Tonight was one of those “courtesy visit” nights. She went into the back yard and lit her cigarette, sitting on the side of the brick barbecue pit. She watched the smoke from the cigarette curl up into the air and fade to nothing against the dark sky, and listened to the quiet of the yard. There was a tiny summer breeze, just enough to make the leaves rustle in the elm tree and the bushes. She smelled the honeysuckle and thought of Lola, who loved it.
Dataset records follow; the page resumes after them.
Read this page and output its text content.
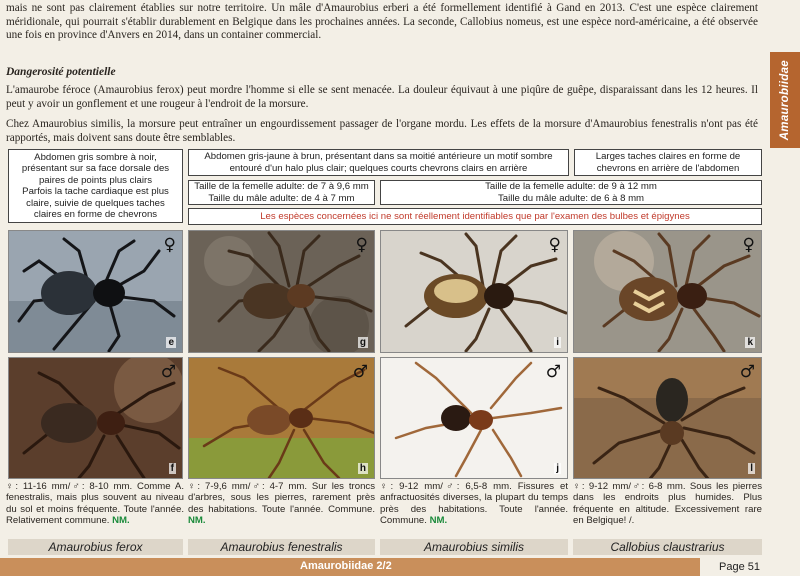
mais ne sont pas clairement établies sur notre territoire. Un mâle d'Amaurobius erberi a été formellement identifié à Gand en 2013. C'est une espèce clairement méridionale, qui pourrait s'établir durablement en Belgique dans les prochaines années. La seconde, Callobius nomeus, est une espèce nord-américaine, a été observée une fois en province d'Anvers en 2014, dans un container commercial.
Dangerosité potentielle
L'amaurobe féroce (Amaurobius ferox) peut mordre l'homme si elle se sent menacée. La douleur équivaut à une piqûre de guêpe, disparaissant dans les 12 heures. Il peut y avoir un gonflement et une rougeur à l'endroit de la morsure.
Chez Amaurobius similis, la morsure peut entraîner un engourdissement passager de l'organe mordu. Les effets de la morsure d'Amaurobius fenestralis n'ont pas été rapportés, mais doivent sans doute être semblables.	Amaurobiidae
Abdomen gris sombre à noir, présentant sur sa face dorsale des paires de points plus clairs
Parfois la tache cardiaque est plus claire, suivie de quelques taches claires en forme de chevrons
Abdomen gris-jaune à brun, présentant dans sa moitié antérieure un motif sombre entouré d'un halo plus clair; quelques courts chevrons clairs en arrière
Larges taches claires en forme de chevrons en arrière de l'abdomen
Taille de la femelle adulte: de 7 à 9,6 mm
Taille du mâle adulte: de 4 à 7 mm
Taille de la femelle adulte: de 9 à 12 mm
Taille du mâle adulte: de 6 à 8 mm
Les espèces concernées ici ne sont réellement identifiables que par l'examen des bulbes et épigynes
♀
e
♀
g
♀
i
♀
k
♂
f
♂
h
♂
j
♂
l
♀: 11-16 mm/♂: 8-10 mm. Comme A. fenestralis, mais plus souvent au niveau du sol et moins fréquente. Toute l'année. Relativement commune. NM.
♀: 7-9,6 mm/♂: 4-7 mm. Sur les troncs d'arbres, sous les pierres, rarement près des habitations. Toute l'année. Commune. NM.
♀: 9-12 mm/♂: 6,5-8 mm. Fissures et anfractuosités diverses, la plupart du temps près des habitations. Toute l'année. Commune. NM.
♀: 9-12 mm/♂: 6-8 mm. Sous les pierres dans les endroits plus humides. Plus fréquente en altitude. Excessivement rare en Belgique! /.
Amaurobius ferox	Amaurobius fenestralis	Amaurobius similis	Callobius claustrarius
Amaurobiidae 2/2	Page 51
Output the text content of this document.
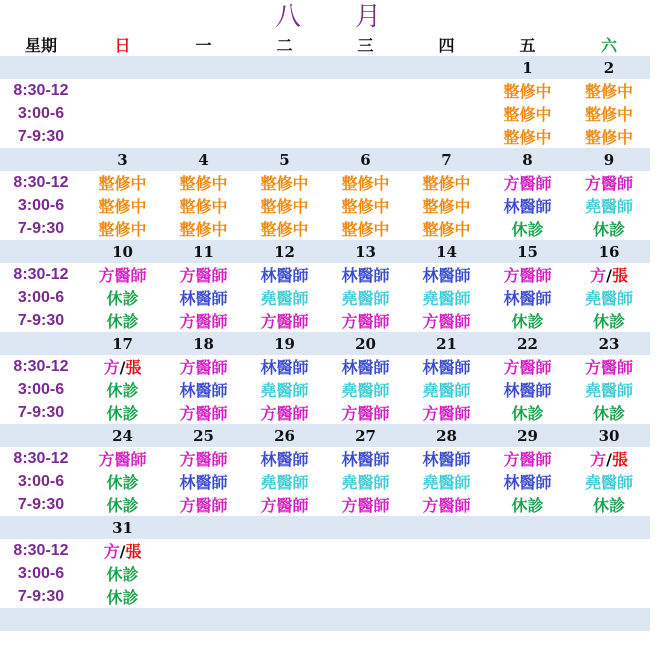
八 月
星期	日	一	二	三	四	五	六
						1	2
8:30-12						整修中	整修中
3:00-6						整修中	整修中
7-9:30						整修中	整修中
	3	4	5	6	7	8	9
8:30-12	整修中	整修中	整修中	整修中	整修中	方醫師	方醫師
3:00-6	整修中	整修中	整修中	整修中	整修中	林醫師	堯醫師
7-9:30	整修中	整修中	整修中	整修中	整修中	休診	休診
	10	11	12	13	14	15	16
8:30-12	方醫師	方醫師	林醫師	林醫師	林醫師	方醫師	方/張
3:00-6	休診	林醫師	堯醫師	堯醫師	堯醫師	林醫師	堯醫師
7-9:30	休診	方醫師	方醫師	方醫師	方醫師	休診	休診
	17	18	19	20	21	22	23
8:30-12	方/張	方醫師	林醫師	林醫師	林醫師	方醫師	方醫師
3:00-6	休診	林醫師	堯醫師	堯醫師	堯醫師	林醫師	堯醫師
7-9:30	休診	方醫師	方醫師	方醫師	方醫師	休診	休診
	24	25	26	27	28	29	30
8:30-12	方醫師	方醫師	林醫師	林醫師	林醫師	方醫師	方/張
3:00-6	休診	林醫師	堯醫師	堯醫師	堯醫師	林醫師	堯醫師
7-9:30	休診	方醫師	方醫師	方醫師	方醫師	休診	休診
	31						
8:30-12	方/張						
3:00-6	休診						
7-9:30	休診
That girl was just downright odd. She saw things funny. Like when she had that pitiful excuse for a flower garden and swore the flowers had fairies in them. Or after Katie had died, and Lola, every single day for a month, had said Katie was talking to her in her dreams, until her daddy had heard enough of that and whipped her for saying such nonsense. She had only been six at the time, was only eight now, but really. Where did she get such ideas? Nobody else on either side of the family ever thought about voodoo like that. And on top of all that, the girl was afraid of this yard. She wouldn’t come out here without Jubal, and wouldn’t step foot in the yard after dark. It was as if she thought there was a boogey man out here, though she had never said anything like that.
The elm tree whispered beside the patio, and she saw the leaves fluttering against the dark sky. There was nothing scary about this yard. It was relaxing out here when the rest of them were all in the house. She took a long drag from the cigarette, feeling the smoke singe her throat and lungs, and took pleasure in it.
A twig snapped in the bushes by the back fence, and the sudden noise startled her in the quiet. Just a stray cat, she thought. She turned her head toward the sound and saw a phosphorescent glint of eyes in the underbrush. The cat growled at something; the growl escalated into a shriek and a flatulent hiss, and it took off, rustling bushes behind it.
She heard all this, seeing nothing for the dark, even though she kept her face turned toward the sound. Then she did see something.
The blackness under the bushes seemed to gather and spread from the hedge in a pool along the ground. Out of that pool, a shape blacker than the night arose until it was tall as a man.
She sat staring at it, unthinking. The cigarette, unfiltered, burned down until it scorched her fingers; she turned to stub it out and threw the butt into the barbecue pit. When she looked at the back fence again, there was only the hedge, the darkness, the perfume of the honeysuckle, and the breeze moving softly against her skin. There was nothing there.
“I’m tired,” she commented to the night, and went inside to get ready for bed.